Posting my inquiry about feminism garnered a myriad of responses. One feminist-identified woman stated that she felt ostracized by other non-feminists because many didn’t want to be associated with women who don’t shave or wear bras. In my humble opinion, these are merely stereotypes. Are there some feminists who don’t shave various parts of their bodies? Of course. Are there men who don’t shave? Yes. So I ask you…what’s the difference? Why are we so willing to accept one and not the other?
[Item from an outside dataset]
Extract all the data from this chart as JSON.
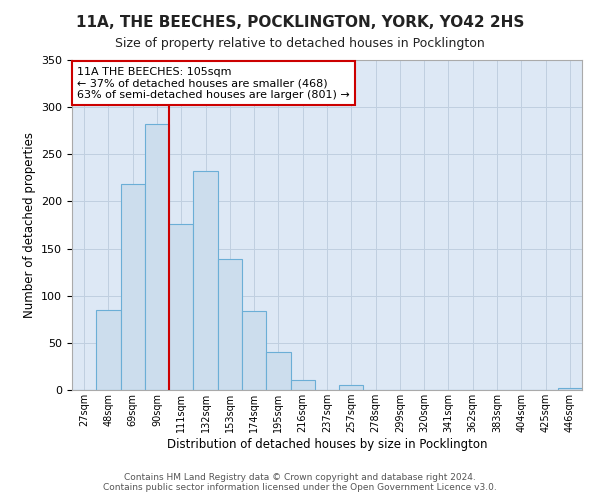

My friend Steve was the only male who responded to my post, and he made some astounding points. He spoke about feeling attacked whenever the subject came up. While men are the subjects of the conversation, they are not part of the conversation. While I disagree with this position, I realize it’s because we live in an individualistic society. Feminism is not pointing at specific men and wagging a disapproving finger in their faces; it is a discourse aimed at dismantling the systems that inherently keep some down, while raising others up. This is no reason, though, to get angry with or attack men like Steve. We live in a society where we are taught to work and advocate for ourselves, climb the corporate ladder taking no prisoners. This, in my humble opinion, is perhaps where we have gone wrong. It is time to change our systems.
The Real Feminism
I am still developing my own thoughts about what feminism means in our world today. I am by no means an expert on the topic, though I do acknowledge that I have educated myself to a greater extent than the average American. I want feminism to be all-inclusive. There is beauty in being a woman, in being a man, and everything that lies outside of that binary. I think feminism requires an empathetic approach and a willingness to listen to all sides of an argument.
My feminism is one in which we all work together to dismantle these systems of oppression. I can understand why this would be scary to some, but I am not talking about militant feminism. I encourage a discourse that encourages and requires intelligent and empathetic communication to break down the barriers that holds each citizen from fulfilling their fullest potential.